We present Cosmoglobe Data Release 1, which implements the first joint analysis of WMAP and Planck LFI time-ordered data, processed within a single Bayesian end-to-end framework. This framework ...builds directly on a similar analysis of the LFI measurements by the BeyondPlanck collaboration, and approaches the CMB analysis challenge through Gibbs sampling of a global posterior distribution, simultaneously accounting for calibration, mapmaking, and component separation. The computational cost of producing one complete WMAP+LFI Gibbs sample is 812 CPU-hr, of which 603 CPU-hrs are spent on WMAP low-level processing; this demonstrates that end-to-end Bayesian analysis of the WMAP data is computationally feasible. We find that our WMAP posterior mean temperature sky maps and CMB temperature power spectrum are largely consistent with the official WMAP9 results.
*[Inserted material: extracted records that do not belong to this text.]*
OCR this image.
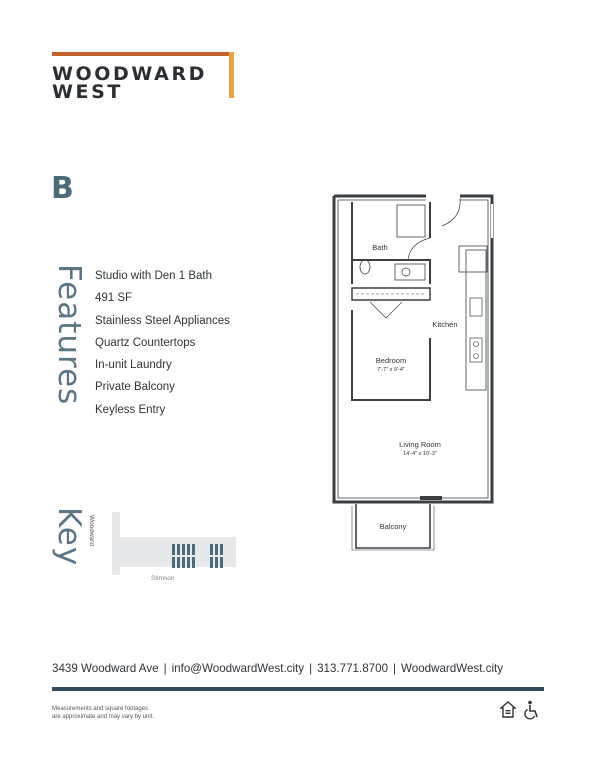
WOODWARD
WEST
B
Features Studio with Den 1 Bath
491 SF
Stainless Steel Appliances
Quartz Countertops
In-unit Laundry
Private Balcony
Keyless Entry
Key Woodward
Stimson
Bath
Kitchen
Bedroom
7'-7" x 9'-4"
Living Room
14'-4" x 10'-3"
Balcony
3439 Woodward Ave | info@WoodwardWest.city | 313.771.8700 | WoodwardWest.city
Measurements and square footages
are approximate and may vary by unit.
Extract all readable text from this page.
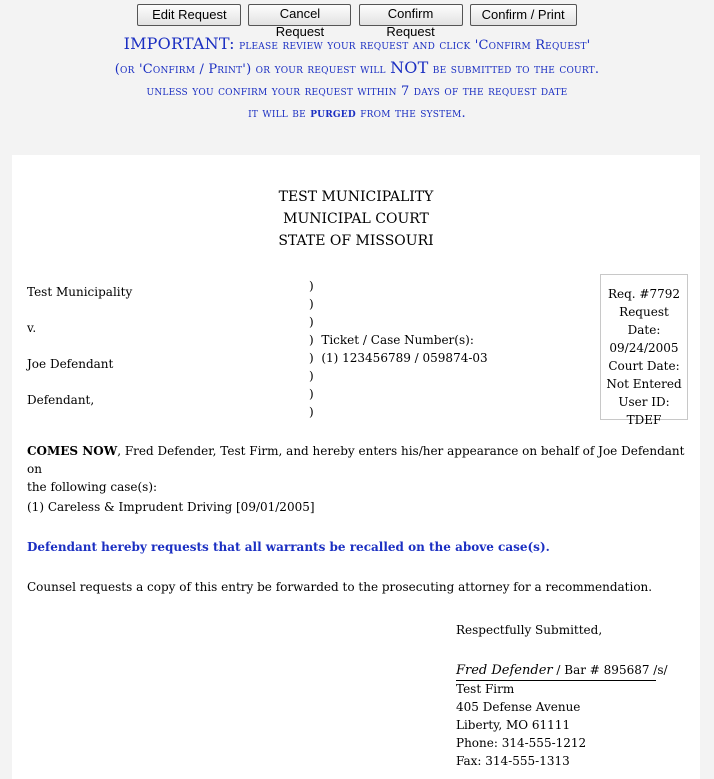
Edit Request	Cancel Request Confirm Request Confirm / Print
IMPORTANT: please review your request and click 'Confirm Request'
(or 'Confirm / Print') or your request will NOT be submitted to the court.
unless you confirm your request within 7 days of the request date
it will be purged from the system.
TEST MUNICIPALITY
MUNICIPAL COURT
STATE OF MISSOURI
Test Municipality
v.
Joe Defendant
Defendant,
)
)
)
) Ticket / Case Number(s):
) (1) 123456789 / 059874-03
)
)
)
Req. #7792
Request Date:
09/24/2005
Court Date:
Not Entered
User ID:
TDEF
COMES NOW, Fred Defender, Test Firm, and hereby enters his/her appearance on behalf of Joe Defendant on
the following case(s):
(1) Careless & Imprudent Driving [09/01/2005]
Defendant hereby requests that all warrants be recalled on the above case(s).
Counsel requests a copy of this entry be forwarded to the prosecuting attorney for a recommendation.
Respectfully Submitted,
Fred Defender / Bar # 895687 /s/
Test Firm
405 Defense Avenue
Liberty, MO 61111
Phone: 314-555-1212
Fax: 314-555-1313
Perhaps the most notable difference is that our CMB dipole amplitude is \(3366.2 \pm 1.4\ \mathrm{\mu K}\), which is \(11\ \mathrm{\mu K}\) higher than the WMAP9 estimate and \(2.5\ {\sigma}\) higher than BeyondPlanck; however, it is in perfect agreement with the HFI-dominated Planck PR4 result. In contrast, our WMAP polarization maps differ more notably from the WMAP9 results, and in general exhibit significantly lower large-scale residuals. We attribute this to a better constrained gain and transmission imbalance model. It is particularly noteworthy that the W-band polarization sky map, which was excluded from the official WMAP cosmological analysis, for the first time appears visually consistent with the V-band sky map. Similarly, the long standing discrepancy between the WMAP K-band and LFI 30 GHz maps is finally resolved, and the difference between the two maps appears consistent with instrumental noise at high Galactic latitudes. All maps and the associated code are made publicly available through the Cosmoglobe web page.